Я рассказываю. Сообщаю, кто мои родители. Его особенно интересует работа моего отца. Слушает и даже кивает.

— Значит, он у тебя не чиновник.

Я заметил, что Бурсенко не ругается скверными словами. Если называет кого-то чиновником, произносит это слово так, будто речь идёт о бродяге или жулике.

Помыв рыбу, вываливаем треть её в котёл. Стол у нас — катушка от кабеля. Бурсенко усаживается бриться. Я, как и Дима и Федотов, отпускаю бороду. Она получается у меня окладистой и чёрной. С рыжеватыми вкраплениями.

Пока варится обед, хочу посмотреть на эвенков, на их чумы. Беру ружьё: по пути будут озёра, и в них много селезней.
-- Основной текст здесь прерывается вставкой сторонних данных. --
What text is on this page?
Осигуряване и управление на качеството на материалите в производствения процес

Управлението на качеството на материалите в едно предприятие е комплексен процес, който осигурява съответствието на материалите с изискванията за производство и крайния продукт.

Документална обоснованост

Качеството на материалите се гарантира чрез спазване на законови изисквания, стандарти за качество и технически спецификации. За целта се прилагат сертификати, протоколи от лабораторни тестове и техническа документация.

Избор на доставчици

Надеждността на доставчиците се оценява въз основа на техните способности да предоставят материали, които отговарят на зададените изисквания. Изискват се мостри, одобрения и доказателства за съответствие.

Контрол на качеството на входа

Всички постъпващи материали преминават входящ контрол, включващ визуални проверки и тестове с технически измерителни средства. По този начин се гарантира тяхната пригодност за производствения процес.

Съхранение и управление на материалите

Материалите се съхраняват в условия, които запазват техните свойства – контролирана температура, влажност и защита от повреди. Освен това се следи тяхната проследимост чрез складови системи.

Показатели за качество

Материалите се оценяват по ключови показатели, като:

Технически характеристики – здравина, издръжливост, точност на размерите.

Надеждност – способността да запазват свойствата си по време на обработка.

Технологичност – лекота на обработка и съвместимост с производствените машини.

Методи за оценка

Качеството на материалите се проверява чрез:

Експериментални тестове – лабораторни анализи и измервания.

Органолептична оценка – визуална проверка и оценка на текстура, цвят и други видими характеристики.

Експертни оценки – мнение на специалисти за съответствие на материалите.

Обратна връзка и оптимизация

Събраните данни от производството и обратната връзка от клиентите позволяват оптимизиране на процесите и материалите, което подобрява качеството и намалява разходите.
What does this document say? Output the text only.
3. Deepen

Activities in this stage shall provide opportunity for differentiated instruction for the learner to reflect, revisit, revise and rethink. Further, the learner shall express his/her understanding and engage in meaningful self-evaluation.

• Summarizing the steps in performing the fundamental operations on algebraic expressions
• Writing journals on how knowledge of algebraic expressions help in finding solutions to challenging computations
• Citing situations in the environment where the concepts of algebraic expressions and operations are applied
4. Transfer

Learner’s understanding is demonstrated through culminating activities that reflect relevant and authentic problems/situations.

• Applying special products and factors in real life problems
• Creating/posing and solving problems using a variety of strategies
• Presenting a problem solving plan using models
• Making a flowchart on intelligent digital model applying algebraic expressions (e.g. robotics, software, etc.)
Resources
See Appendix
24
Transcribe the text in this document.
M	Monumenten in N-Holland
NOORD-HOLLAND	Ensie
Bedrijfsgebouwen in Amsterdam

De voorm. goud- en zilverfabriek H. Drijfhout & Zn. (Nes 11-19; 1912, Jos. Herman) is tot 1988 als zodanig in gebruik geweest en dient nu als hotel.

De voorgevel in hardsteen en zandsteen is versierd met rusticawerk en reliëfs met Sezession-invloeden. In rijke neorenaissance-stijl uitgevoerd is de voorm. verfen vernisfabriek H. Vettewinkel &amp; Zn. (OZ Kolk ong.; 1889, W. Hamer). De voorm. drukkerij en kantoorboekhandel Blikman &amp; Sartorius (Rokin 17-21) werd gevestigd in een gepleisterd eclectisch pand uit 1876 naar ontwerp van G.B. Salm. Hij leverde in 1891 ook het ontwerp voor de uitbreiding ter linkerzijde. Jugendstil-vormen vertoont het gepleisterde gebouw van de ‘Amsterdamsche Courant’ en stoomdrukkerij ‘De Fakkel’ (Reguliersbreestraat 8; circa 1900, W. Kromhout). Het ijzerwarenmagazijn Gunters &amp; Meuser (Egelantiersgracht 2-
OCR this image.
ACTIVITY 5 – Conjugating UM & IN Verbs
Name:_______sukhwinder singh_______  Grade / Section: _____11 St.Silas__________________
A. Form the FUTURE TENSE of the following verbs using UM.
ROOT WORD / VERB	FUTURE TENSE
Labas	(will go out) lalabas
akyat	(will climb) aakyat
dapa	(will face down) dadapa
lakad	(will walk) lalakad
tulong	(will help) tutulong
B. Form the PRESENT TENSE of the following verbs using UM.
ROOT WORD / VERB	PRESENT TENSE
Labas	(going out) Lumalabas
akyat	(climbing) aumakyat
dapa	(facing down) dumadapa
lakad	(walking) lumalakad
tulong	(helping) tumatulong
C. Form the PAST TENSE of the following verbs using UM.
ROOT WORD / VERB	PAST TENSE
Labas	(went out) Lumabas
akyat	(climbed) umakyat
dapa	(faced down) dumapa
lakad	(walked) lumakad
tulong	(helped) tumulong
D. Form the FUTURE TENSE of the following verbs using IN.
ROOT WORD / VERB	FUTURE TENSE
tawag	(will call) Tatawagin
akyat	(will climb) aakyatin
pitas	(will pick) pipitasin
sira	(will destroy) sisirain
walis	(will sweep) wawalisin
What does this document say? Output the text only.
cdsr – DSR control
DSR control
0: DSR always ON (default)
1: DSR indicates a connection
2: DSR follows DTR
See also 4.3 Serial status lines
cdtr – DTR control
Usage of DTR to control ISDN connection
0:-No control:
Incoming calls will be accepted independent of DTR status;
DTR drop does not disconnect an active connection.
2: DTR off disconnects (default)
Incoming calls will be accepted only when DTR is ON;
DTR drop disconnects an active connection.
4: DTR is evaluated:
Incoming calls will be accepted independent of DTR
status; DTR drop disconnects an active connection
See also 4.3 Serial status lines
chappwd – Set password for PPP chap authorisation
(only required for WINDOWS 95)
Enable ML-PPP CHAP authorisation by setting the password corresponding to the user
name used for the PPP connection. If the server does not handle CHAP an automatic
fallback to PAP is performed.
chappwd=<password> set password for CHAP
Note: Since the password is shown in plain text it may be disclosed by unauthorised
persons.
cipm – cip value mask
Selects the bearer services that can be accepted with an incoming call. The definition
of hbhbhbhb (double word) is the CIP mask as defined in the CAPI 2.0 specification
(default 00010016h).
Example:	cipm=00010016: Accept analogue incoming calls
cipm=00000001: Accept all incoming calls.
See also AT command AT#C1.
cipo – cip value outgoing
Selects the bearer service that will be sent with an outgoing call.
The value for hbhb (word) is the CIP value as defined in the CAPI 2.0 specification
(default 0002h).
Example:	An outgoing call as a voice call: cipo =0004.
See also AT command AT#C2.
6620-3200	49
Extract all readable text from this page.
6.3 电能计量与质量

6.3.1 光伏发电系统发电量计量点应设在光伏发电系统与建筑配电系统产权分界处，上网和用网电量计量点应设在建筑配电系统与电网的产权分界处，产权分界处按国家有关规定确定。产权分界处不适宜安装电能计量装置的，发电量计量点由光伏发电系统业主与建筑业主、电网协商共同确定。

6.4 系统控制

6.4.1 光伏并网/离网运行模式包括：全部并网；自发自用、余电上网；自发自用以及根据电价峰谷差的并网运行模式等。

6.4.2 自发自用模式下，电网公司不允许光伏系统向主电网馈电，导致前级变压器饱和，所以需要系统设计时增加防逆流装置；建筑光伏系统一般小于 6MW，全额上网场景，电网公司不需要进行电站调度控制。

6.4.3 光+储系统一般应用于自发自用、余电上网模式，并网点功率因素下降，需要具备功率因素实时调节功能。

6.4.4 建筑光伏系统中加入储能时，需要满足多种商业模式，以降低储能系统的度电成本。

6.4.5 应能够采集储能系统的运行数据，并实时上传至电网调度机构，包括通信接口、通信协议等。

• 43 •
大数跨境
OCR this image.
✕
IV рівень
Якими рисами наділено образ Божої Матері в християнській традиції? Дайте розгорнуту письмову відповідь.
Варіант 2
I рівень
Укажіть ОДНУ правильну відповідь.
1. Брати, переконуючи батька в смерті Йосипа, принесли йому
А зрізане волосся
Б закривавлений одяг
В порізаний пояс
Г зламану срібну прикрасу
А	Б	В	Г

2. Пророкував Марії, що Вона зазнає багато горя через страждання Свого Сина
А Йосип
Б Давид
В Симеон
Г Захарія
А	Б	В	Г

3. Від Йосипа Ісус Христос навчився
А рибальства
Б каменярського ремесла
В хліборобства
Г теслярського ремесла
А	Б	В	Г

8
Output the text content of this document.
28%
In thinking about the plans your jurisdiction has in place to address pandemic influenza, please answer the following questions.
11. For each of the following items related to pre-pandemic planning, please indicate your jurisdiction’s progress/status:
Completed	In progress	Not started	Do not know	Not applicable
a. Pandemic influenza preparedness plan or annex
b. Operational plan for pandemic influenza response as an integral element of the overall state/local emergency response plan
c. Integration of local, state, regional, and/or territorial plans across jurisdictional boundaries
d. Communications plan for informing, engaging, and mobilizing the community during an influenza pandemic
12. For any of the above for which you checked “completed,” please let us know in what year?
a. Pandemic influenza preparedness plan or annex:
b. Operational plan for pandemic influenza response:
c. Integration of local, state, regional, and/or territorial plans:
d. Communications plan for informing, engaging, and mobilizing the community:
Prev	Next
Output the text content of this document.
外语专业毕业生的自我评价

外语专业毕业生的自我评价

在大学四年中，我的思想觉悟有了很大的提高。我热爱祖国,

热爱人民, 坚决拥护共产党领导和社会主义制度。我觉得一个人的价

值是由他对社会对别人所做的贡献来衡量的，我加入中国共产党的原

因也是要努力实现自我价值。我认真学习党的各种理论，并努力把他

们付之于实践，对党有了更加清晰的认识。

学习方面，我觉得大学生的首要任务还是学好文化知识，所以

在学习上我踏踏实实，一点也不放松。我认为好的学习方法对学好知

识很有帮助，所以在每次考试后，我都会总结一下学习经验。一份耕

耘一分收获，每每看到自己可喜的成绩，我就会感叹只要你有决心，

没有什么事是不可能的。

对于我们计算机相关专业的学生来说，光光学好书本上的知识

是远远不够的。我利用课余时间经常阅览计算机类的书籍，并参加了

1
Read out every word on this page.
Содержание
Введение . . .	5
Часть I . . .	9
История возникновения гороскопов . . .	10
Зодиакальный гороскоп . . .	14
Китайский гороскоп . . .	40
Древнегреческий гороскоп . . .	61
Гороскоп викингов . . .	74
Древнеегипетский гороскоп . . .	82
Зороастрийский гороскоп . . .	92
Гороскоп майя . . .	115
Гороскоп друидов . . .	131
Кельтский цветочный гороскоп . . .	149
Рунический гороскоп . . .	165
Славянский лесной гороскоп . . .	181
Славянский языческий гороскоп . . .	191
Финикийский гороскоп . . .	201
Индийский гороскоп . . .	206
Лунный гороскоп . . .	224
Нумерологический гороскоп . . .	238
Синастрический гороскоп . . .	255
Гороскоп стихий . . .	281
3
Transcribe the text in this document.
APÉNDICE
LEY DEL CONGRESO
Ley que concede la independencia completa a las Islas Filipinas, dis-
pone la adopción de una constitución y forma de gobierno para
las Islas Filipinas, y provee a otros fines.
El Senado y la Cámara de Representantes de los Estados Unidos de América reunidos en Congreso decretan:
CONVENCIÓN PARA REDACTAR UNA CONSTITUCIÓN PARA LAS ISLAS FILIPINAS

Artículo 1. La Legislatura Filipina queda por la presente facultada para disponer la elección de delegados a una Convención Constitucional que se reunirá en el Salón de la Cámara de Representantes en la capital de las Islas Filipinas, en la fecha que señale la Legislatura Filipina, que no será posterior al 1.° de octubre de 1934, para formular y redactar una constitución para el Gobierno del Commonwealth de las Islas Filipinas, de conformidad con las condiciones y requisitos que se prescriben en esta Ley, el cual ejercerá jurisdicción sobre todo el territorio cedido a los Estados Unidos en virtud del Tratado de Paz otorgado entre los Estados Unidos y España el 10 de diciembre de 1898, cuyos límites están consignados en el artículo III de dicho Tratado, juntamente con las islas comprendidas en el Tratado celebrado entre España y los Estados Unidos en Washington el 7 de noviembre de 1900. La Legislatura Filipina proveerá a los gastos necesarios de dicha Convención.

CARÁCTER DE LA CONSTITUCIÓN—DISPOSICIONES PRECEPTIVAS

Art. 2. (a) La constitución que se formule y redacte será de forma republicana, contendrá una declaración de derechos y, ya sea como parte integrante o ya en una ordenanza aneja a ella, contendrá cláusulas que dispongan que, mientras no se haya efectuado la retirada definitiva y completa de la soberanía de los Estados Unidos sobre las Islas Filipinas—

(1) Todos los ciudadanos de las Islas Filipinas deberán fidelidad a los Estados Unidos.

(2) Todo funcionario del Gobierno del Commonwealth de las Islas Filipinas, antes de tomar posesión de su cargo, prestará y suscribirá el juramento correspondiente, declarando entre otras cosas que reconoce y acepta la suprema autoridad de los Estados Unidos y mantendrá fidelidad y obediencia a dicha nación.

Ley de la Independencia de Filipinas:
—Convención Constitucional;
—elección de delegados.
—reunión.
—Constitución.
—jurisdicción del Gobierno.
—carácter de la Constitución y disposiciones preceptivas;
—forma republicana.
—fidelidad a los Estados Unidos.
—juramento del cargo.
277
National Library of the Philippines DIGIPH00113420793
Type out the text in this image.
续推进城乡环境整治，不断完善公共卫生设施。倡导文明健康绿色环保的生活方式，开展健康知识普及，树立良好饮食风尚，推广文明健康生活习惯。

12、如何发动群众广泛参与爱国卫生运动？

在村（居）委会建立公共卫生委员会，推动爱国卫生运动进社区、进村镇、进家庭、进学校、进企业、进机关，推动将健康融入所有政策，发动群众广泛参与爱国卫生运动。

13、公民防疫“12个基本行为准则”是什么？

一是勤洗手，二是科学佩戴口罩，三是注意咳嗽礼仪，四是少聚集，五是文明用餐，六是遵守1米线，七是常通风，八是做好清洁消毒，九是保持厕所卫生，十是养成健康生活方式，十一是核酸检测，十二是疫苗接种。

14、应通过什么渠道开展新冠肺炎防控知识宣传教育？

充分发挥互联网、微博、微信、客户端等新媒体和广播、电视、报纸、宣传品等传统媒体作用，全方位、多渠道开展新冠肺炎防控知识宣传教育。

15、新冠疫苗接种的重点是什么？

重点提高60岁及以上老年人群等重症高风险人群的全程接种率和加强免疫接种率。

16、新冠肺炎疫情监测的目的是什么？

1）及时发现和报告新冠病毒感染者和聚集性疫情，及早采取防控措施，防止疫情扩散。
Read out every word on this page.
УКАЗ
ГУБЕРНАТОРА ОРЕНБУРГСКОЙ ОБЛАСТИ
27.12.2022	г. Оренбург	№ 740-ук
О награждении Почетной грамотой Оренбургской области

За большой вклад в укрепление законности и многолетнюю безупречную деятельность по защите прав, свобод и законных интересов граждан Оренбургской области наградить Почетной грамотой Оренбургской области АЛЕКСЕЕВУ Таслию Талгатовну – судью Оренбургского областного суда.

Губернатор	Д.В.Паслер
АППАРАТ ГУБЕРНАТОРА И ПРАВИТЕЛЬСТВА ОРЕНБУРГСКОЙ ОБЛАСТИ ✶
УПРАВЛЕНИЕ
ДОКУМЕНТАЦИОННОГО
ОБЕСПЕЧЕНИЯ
Чумы стоят у самой воды. Над костром что-то варится в котелке. Старая женщина в чёрной фуфайке сидит на песке. Раскинув ноги, обутые в кирзовые сапоги, сшивает длинной иголкой шкурки. Больше никого нет. Я здороваюсь, она мельком взглянула на меня. Не ответив, достаёт из кармана трубку, суёт в рот и продолжает шить.

Остроконечные чумы сделаны так: поставлены жерди, сходящиеся кверху в макушку. Связаны там. А покрыты брезентом и шкурами, должно быть лосиными. Я отвернул полог одного чума, в нос ударил неприятный запах невыделанной шкуры. Отхожу прочь. Женщина что-то говорит мне, показывает на свою трубку. Протягиваю ей папиросы, она берёт из пачки, быстро раздавливает их над коричневой своей ладонью. Набивает трубку и закуривает.

— А где мужик ваш? — спрашиваю.

Она не отвечает, будто не слышит моего голоса.

Три селезня пронеслись над косой, спикировали в конце её, где маленькие болотца. Иду к холмику, поросшему лопухами, опускаюсь на четвереньки, ползу на гребень. Осторожно снимаю ружьё, дожидаюсь, когда все три селезня окажутся в створе. Гремит выстрел. Две птицы остаются на воде. Подгребаю их длинной палкой. Несу к палатке.

Из-за мыса лихо выворачивает катер, рядом с серой кепкой моториста Митьки — белобрысая голова Федотова. Наша лодка на длинном буксире. Должно быть, верёвку сменил моторист, чтоб проще лихачить. Дима Майченко на корме с веслом. На носу Трезор. Он убегал от нас, но, наверно, с нами ему хорошо — вернулся.